The through-line is a blueprint for building agents that can earn trust: memory must be built into the architecture, outcomes need editable surfaces users can verify, and context must compound over time. The proposed three-layer design—knowledge store, agent recipes, and a scheduling loop—maps directly to those requirements. The takeaway is less about which agent wins today and more about which foundations will determine whether agents become reliable coworkers or remain impressive demos.
Cornell Notes
AI agents are drawing massive investment, but dependable “outcome work” still hinges on three hard, verifiable capabilities. The rubric is: (1) persistent memory beyond a single session, (2) inspectable and editable artifacts as the deliverable, and (3) an architecture that lets context compound so performance improves over time. Co-work shows why the hype caught on—strong artifact generation and partial memory—but it doesn’t truly compound context and can stop working when the laptop is shut. Lindy, Sauna, Google Opal, and Obvious illustrate different trade-offs across memory, artifact editability, and long-running compounding, with many still early or demo-heavy. The practical implication: agents need architectural foundations (memory substrate, editable output surfaces, and compounding loops), not just better prompts.
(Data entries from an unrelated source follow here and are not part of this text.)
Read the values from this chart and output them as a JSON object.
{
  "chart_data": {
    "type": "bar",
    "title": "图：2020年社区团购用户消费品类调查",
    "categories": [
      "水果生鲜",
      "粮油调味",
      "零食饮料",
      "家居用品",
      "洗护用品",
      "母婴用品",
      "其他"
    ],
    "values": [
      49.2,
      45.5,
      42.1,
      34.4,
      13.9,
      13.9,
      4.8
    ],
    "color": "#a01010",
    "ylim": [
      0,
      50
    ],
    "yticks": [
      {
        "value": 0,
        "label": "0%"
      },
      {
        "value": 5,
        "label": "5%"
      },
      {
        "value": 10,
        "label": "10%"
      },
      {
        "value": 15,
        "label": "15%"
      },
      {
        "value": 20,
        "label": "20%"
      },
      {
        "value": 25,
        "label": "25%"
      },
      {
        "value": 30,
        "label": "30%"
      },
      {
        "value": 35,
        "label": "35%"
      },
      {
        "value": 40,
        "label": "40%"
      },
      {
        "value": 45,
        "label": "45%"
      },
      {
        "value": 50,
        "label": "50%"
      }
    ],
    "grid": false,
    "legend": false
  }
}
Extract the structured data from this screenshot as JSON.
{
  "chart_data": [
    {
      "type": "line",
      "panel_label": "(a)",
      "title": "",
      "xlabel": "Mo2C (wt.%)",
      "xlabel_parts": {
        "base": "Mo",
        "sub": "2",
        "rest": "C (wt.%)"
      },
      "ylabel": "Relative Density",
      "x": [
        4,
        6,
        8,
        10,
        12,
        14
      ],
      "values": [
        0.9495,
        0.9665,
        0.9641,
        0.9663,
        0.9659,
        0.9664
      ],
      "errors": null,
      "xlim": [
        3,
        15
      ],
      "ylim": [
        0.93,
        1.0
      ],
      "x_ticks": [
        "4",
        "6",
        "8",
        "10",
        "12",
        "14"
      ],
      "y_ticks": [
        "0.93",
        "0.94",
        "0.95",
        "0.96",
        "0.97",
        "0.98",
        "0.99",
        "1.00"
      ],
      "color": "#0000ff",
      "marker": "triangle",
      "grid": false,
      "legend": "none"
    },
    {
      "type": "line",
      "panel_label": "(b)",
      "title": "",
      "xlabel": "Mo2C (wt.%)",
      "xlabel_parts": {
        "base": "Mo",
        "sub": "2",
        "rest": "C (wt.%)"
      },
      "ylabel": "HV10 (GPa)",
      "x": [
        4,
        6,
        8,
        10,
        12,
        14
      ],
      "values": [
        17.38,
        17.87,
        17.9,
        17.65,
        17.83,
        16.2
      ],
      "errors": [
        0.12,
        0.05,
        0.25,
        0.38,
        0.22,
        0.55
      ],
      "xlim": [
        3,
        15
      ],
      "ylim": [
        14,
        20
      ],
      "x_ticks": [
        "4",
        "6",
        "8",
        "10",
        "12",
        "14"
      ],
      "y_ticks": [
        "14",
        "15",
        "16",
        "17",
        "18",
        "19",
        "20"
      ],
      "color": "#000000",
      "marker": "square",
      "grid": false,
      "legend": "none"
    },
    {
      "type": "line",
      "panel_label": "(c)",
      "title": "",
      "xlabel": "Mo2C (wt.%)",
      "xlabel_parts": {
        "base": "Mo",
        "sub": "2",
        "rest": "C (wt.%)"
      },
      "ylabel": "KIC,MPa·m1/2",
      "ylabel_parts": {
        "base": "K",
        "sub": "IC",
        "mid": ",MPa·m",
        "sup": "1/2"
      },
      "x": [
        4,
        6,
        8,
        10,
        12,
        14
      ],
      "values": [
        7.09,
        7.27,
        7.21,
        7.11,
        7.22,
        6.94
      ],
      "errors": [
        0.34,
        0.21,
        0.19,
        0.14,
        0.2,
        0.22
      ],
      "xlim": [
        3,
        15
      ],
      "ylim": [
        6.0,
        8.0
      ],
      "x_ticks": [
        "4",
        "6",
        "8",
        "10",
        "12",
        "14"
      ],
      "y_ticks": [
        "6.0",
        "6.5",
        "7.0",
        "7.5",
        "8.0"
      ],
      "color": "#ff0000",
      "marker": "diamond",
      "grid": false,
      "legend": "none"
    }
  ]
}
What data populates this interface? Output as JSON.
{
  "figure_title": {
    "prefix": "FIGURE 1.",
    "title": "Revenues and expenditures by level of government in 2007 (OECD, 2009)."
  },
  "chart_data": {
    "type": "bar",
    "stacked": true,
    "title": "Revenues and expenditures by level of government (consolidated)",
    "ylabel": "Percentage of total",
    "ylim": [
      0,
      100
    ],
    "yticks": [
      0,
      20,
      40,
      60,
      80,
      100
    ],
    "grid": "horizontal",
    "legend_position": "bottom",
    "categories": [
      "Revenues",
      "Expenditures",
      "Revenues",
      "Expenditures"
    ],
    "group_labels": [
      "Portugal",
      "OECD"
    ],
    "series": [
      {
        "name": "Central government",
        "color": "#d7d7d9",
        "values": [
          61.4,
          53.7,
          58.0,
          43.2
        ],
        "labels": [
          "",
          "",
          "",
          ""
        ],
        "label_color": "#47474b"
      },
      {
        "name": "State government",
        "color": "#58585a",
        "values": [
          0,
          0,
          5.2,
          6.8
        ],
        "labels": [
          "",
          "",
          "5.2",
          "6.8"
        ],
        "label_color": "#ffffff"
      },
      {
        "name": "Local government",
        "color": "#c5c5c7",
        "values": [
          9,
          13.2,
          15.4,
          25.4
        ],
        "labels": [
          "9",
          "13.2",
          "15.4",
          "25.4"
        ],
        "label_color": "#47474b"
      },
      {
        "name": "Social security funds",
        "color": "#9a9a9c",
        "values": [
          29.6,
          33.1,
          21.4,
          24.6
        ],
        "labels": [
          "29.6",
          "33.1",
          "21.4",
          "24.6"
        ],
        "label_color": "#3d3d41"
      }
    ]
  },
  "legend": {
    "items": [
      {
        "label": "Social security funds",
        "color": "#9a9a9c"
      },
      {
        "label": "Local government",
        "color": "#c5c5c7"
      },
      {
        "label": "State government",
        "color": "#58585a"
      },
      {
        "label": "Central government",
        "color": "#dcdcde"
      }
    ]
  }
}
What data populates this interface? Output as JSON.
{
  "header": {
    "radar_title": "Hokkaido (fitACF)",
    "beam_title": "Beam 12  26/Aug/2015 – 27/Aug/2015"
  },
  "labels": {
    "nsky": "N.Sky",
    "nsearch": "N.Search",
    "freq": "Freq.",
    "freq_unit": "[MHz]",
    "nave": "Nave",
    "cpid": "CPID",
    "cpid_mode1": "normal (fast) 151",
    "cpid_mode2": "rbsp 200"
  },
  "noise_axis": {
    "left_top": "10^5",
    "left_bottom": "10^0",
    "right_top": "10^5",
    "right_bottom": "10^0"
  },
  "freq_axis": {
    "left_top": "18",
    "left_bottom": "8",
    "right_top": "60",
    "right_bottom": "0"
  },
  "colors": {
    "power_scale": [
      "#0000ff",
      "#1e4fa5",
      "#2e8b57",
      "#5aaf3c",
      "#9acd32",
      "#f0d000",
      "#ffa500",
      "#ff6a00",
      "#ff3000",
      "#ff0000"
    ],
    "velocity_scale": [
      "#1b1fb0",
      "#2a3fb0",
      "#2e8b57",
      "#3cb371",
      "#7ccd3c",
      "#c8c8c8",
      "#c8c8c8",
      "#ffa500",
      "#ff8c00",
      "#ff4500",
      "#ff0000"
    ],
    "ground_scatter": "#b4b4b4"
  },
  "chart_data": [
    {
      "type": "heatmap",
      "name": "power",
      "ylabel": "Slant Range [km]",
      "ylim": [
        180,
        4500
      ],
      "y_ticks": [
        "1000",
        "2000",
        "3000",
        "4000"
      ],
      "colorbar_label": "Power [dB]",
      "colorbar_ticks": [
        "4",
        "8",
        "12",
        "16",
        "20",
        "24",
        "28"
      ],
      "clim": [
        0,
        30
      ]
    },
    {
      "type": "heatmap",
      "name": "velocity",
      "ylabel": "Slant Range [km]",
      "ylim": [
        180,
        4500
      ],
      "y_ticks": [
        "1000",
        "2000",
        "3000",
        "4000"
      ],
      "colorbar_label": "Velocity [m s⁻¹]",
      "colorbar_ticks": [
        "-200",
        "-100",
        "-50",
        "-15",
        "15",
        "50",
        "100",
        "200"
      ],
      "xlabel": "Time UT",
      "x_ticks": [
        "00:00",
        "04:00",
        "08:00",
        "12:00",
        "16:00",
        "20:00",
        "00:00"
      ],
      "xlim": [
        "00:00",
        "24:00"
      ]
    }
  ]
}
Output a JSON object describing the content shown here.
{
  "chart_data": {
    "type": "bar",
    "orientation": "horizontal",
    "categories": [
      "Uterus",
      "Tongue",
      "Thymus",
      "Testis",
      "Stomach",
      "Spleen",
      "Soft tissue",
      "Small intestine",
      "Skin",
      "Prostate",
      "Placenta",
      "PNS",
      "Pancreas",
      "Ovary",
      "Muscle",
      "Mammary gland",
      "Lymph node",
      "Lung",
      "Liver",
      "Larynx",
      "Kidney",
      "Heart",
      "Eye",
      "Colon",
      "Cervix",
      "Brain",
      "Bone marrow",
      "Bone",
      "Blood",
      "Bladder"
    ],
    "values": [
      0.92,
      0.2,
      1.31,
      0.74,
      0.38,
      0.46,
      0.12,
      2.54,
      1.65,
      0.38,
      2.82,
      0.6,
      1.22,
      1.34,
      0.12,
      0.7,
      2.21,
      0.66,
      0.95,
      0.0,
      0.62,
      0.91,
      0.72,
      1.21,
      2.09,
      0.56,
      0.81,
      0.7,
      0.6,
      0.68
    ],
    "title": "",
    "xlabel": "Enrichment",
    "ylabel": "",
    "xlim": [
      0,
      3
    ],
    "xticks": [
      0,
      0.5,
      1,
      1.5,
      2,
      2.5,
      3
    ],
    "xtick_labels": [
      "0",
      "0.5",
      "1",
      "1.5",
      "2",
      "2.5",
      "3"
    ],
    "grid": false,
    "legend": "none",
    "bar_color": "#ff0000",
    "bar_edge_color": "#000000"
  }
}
Why does code-based agent work feel more “verifiable” than non-coding agents?
How does Co-work score on the three criteria for real outcome agents?
What does Lindy’s performance suggest about the trade-off between executive-friendly UX and agent control?
Why is Sauna treated as a “pivot story,” and what makes its memory approach stand out?
What are the key strengths and concerns about Google Opal’s approach?
How does the proposed three-layer architecture map to the three-agent rubric?
Review Questions
- Which of the three criteria (persistent memory, editable artifacts, context compounding) is most directly tied to long-running reliability, and why?
- Why does “partial memory” still require users to provide context each session in systems like Co-work?
- What design choice most affects whether an agent’s output can be verified and corrected: memory, artifact surfaces, or orchestration—and how does the rubric justify that?
Key Points
- 1
Wall Street’s agent hype was triggered by computer-operating agents like Co-work, but investor fears intensified because dependable long-running behavior is still missing.
- 2
Non-coding outcome agents need verifiability through persistent memory, editable artifacts, and context compounding—not just impressive autonomy.
- 3
Co-work demonstrates strong artifact generation and partial memory, yet it doesn’t truly compound context over time and can stop working when the laptop is shut.
- 4
Lindy’s executive-friendly UX appears to trade off artifact editability and steering/debugging, contributing to complaints like credit burn and unclear failure causes.
- 5
Sauna’s differentiator is memory as a foundational substrate, but real-world validation remains uncertain because it’s still early and demo-heavy.
- 6
Google Opal’s free access and builder activity are strengths, while concerns center on whether its memory and artifact support are durable enough for serious long-running work.
- 7
A practical agent blueprint uses a three-layer architecture: knowledge store (memory), agent recipes (editable outputs), and a scheduling loop (context compounding).